Scholz begrüßte die Entscheidung des Bundestags, dem früheren Regierungschef einen Teil seiner Sonderrechte zu entziehen. "Die Entscheidung des Deutschen Bundestages im Hinblick auf den früheren Bundeskanzler ist folgerichtig und auch eine, die deshalb auch umgesetzt werden wird", sagte Scholz.
Biden: Beitritt Finnlands und Schwedens macht Nato stärker
US-Präsident Joe Biden brachte seine volle Unterstützung für die Anträge Finnlands und Schwedens zur Aufnahme in die Nato zum Ausdruck. Bei einer Pressekonferenz mit dem finnischen Präsidenten Sauli Niinistö und Schwedens Ministerpräsidentin Magdalena Andersson im Weißen Haus sagte Biden, er sei stolz darauf, die Anträge der beiden Staaten auf Beitritt zum "stärksten und mächtigsten Verteidigungsbündnis der Weltgeschichte" zu unterstützen. "Finnland und Schweden machen die Nato stärker."
Andersson bezeichnete den angestrebten Nato-Beitritt ihres Landes als einen "Wendepunkt". Schweden habe sich mit dem Antrag für einen "neuen Weg" entschieden, sagte sie. Auch Niinistö nannte den angestrebten Beitritt seines Landes und Schwedens zur Nato als "historischen Schritt".

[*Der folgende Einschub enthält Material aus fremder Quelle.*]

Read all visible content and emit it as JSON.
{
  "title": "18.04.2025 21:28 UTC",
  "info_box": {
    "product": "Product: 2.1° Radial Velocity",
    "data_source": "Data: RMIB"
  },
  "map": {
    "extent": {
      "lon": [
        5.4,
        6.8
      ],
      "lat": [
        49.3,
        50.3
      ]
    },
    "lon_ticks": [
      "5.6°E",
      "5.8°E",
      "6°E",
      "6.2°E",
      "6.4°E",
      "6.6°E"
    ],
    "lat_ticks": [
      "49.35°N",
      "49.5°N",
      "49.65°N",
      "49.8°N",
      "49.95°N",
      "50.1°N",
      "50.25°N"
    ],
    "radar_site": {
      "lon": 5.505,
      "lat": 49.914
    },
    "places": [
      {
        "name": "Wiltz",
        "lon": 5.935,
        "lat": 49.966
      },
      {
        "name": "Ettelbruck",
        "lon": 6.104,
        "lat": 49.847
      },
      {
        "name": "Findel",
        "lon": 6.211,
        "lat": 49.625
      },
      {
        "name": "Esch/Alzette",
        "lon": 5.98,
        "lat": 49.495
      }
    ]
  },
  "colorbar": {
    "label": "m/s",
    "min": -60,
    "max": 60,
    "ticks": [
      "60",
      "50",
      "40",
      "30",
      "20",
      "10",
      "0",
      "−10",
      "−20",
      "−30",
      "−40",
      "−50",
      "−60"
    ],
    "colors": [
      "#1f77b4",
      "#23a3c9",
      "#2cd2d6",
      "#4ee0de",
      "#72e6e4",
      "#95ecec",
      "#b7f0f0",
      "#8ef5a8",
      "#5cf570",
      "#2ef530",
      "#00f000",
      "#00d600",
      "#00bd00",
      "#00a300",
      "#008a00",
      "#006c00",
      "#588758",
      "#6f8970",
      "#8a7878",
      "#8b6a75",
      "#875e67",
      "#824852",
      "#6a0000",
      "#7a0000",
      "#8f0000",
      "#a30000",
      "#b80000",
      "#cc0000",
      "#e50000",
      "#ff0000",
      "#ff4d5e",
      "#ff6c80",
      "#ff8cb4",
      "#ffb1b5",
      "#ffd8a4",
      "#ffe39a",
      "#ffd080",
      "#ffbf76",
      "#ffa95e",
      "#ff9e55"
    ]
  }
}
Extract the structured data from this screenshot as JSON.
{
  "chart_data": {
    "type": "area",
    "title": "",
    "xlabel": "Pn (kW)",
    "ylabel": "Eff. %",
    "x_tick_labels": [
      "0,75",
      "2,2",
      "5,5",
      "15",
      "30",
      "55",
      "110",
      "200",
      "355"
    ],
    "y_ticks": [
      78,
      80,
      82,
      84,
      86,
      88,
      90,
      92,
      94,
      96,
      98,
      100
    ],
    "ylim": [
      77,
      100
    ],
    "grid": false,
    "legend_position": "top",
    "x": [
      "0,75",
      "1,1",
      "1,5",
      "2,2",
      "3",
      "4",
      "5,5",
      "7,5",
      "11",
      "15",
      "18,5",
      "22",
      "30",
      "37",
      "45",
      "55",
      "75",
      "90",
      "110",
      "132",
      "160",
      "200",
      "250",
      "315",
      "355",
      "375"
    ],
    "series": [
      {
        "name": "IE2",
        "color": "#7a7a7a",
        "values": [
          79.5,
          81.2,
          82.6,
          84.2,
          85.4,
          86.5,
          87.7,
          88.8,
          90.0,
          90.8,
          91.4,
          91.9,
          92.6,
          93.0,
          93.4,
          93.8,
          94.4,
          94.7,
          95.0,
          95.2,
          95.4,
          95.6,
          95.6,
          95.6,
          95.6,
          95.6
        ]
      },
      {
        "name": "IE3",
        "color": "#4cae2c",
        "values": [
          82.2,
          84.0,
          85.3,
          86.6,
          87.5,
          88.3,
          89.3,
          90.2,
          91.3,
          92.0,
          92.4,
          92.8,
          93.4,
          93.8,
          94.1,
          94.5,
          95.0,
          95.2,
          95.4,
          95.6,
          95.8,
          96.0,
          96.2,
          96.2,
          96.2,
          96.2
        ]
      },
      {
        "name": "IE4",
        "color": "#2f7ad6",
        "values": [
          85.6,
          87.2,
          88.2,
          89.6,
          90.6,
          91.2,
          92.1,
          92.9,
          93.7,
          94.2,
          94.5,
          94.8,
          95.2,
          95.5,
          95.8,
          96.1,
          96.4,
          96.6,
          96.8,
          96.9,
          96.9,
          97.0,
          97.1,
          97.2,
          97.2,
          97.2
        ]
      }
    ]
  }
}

Nato-Generalsekretär Jens Stoltenberg zeigte sich trotz des einstweiligen Vetos der Türkei von einer raschen Aufnahme Schwedens und Finnlands in das Militärbündnis überzeugt. "Ich bin zuversichtlich, dass wir zu einer schnellen Entscheidung kommen, Finnland und Schweden in der Nato-Familie willkommen zu heißen", sagte er in Kopenhagen. Der türkische Präsident Recep Tayyip Erdogan unterstrich indes sein Nein gegen die Norderweiterung der Allianz (ETR:ALVG).
G7-Minister vereinbaren Bündnis für Ernährungssicherheit
Wegen des Getreidemangels durch den Krieg vereinbarten die G7-Entwicklungsminister ein Bündnis für globale Ernährungssicherheit. Dieses solle eine Finanzierung und enge Koordination der Maßnahmen zur Ernährungssicherheit gewährleisten. Russland blockiert Schiffslieferungen mit Weizen aus der Ukraine, auf die aber viele Staaten vor allem in Afrika und Asien angewiesen sind. Die deutsche Entwicklungsministerin Svenja Schulze (SPD) sagte: "Es drohen Hungersnöte, weil Putin den Hunger gezielt als Waffe einsetzt."
UN-Generalsekretär António Guterres forderte den Weltsicherheitsrat in New York dazu auf, mit Maßnahmen gegen bewaffnete Konflikte auch die drastisch gestiegene Zahl der Hungernden zu bekämpfen. Es bestehe ein direkter Zusammenhang zwischen Hunger und Konflikt: Ein Großteil der 140 Millionen Menschen, die im vergangenen Jahr unter Hunger litten, lebten in Krisenländern, sagte er bei einer Sitzung des mächtigsten UN-Gremiums zum Thema Nahrungsmittelknappheit.
Bundeswehr fliegt erneut kriegsverletzte Ukrainer nach Deutschland
Die Bundeswehr flog erneut kriegsverletzte Ukrainer aus Polen zur medizinischen Behandlung nach Deutschland. Dazu startete am Donnerstag das Spezialflugzeug A310 MedEvac in Köln, wie die Luftwaffe auf Twitter (NYSE:TWTR) mitteilte. Bisher seien 111 Patienten über diesen Weg ausgeflogen worden. Der A310 MedEvac ist die fliegende Intensivstation der Luftwaffe. Verletzte werden in der Luft von Sanitätssoldaten weiterbehandelt. Die Patienten wurden diesmal nach Hamburg gebracht.